I did not get on my knees because I felt that Amma was God. I did so out of respect for the process and also because I recognized within this woman an expression of the divine that is so strong, it deserves to be acknowledged. This is divinity that is in each one of us, though hidden for the most part. It’s so difficult to see it within ourselves, when we see it more clearly in another it should be regarded as an opportunity to embrace.

Being in the presence of a spiritually advanced person, experiencing darshan such as receiving a hug from Amma, can not only bring us close to our own divinity as reflected within them, but it can also awaken a little bit of that divinity within ourselves.

Ammachi


8 Responses to “Crawling Up to the Hugging Guru”
  1. Thanks for sharing! I am hoping to see Amma this summer.

    Namaste’

  2. What an opportunity! Every time I’ve seen her has been a unique experience.

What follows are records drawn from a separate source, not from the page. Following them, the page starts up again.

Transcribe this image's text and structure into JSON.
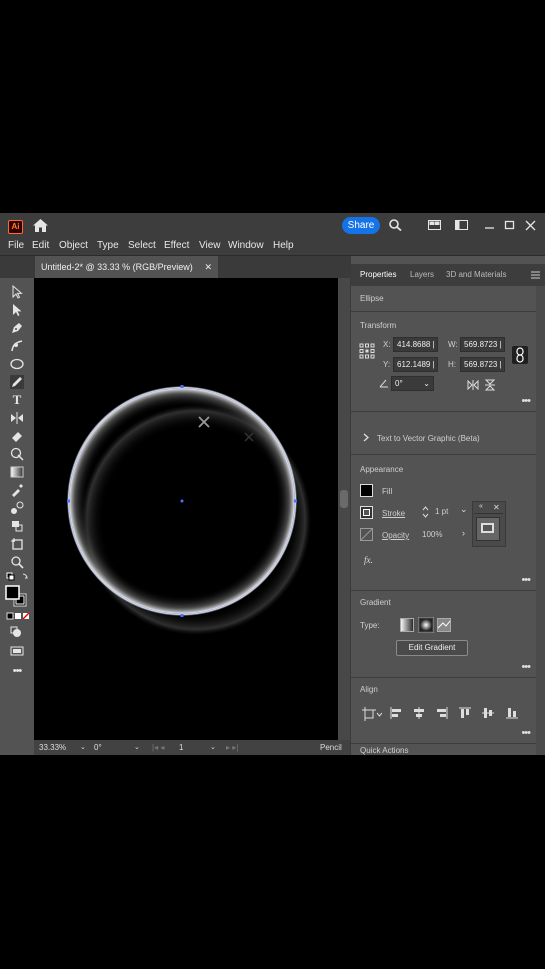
{
  "app": {
    "logo_text": "Ai",
    "share_label": "Share"
  },
  "menu": [
    "File",
    "Edit",
    "Object",
    "Type",
    "Select",
    "Effect",
    "View",
    "Window",
    "Help"
  ],
  "document": {
    "tab_title": "Untitled-2* @ 33.33 % (RGB/Preview)",
    "close": "✕"
  },
  "status": {
    "zoom": "33.33%",
    "rotation": "0°",
    "artboard": "1",
    "tool": "Pencil"
  },
  "properties": {
    "tabs": [
      "Properties",
      "Layers",
      "3D and Materials"
    ],
    "selection": "Ellipse",
    "transform": {
      "heading": "Transform",
      "x_label": "X:",
      "x": "414.8688 |",
      "y_label": "Y:",
      "y": "612.1489 |",
      "w_label": "W:",
      "w": "569.8723 |",
      "h_label": "H:",
      "h": "569.8723 |",
      "angle": "0°"
    },
    "text_to_vector": "Text to Vector Graphic (Beta)",
    "appearance": {
      "heading": "Appearance",
      "fill_label": "Fill",
      "stroke_label": "Stroke",
      "stroke_weight": "1 pt",
      "opacity_label": "Opacity",
      "opacity": "100%",
      "fx": "fx."
    },
    "gradient": {
      "heading": "Gradient",
      "type_label": "Type:",
      "edit_button": "Edit Gradient"
    },
    "align_heading": "Align",
    "quick_actions": "Quick Actions"
  },
  "colors": {
    "accent": "#1473e6",
    "panel": "#535353",
    "chrome": "#3d3d3d",
    "canvas": "#000000"
  }
}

    Hey, I just realized that I had visited your blog earlier and left a comment. I had wanted to revisit but forgot to bookmark, so I’m glad you commented here. Thanks.

  3. thanks for these words! i’ve been to Amma’s darshan in Dublin last autumn, but almost forgot how I felt.. your story reminds me of all the beautiful energies and gentle feelings that came with her hug :)

  4. I’m not going to say mass hypnosis… oh damn. It’s that “things for sale” thing again. It bugs me and I want to follow the money. Yes, maybe, as I turned 30, I became a cynical old (something).

  5. ola,
    Glad I could help you relive your own experience. Thanks for your comment.

  6. Lord Matt,
    I have friends that point to the same thing (”Did it cost you? Did you have to buy anything?”), and many have criticized the commercial aspects of Amma’s activities.

    We tend to have a negative view of making money. As if it is “bad” and inconsistent with spirituality. Maybe just making money is not really wrong, but I admit it does make it more difficult to weed out the charlatans.

    I don’t believe that Amma herself is a charlatan. Her lifestyle, while not impoverished, is certainly not the high life either and nothing worth putting out that much effort and commitment (I’ve seen her give hugs from 7pm to 10am the next morning without a break, plus her charitable activities have earned her the Gandhi-King Award for Non-Violence).

    Regarding mass hypnosis … if it helps me to be a better person, then maybe there are times when mass hypnosis is not such a bad thing. :)

  7. I have a lot of unanswered questions regarding this whole process. I am definitely of the same mind as your wife, in that I would object to kneeling before another human being. Doesn’t seem like anything I could every do, nor would ever want to. But to each his own!

  8. The ironic thing is my wife isn’t even religious, so the idolatry factor is not the issue. I think it’s a cultural thing with westerners in that kneeling is considered an issue while things such as saluting (the military or to the flag) and standing (in courts, before a judge, before sports games, etc.) are not objectionable. And yet, is there really a difference? We live in a society where showing anyone else such deep respect is considered demeaning. Perhaps we could use more humility.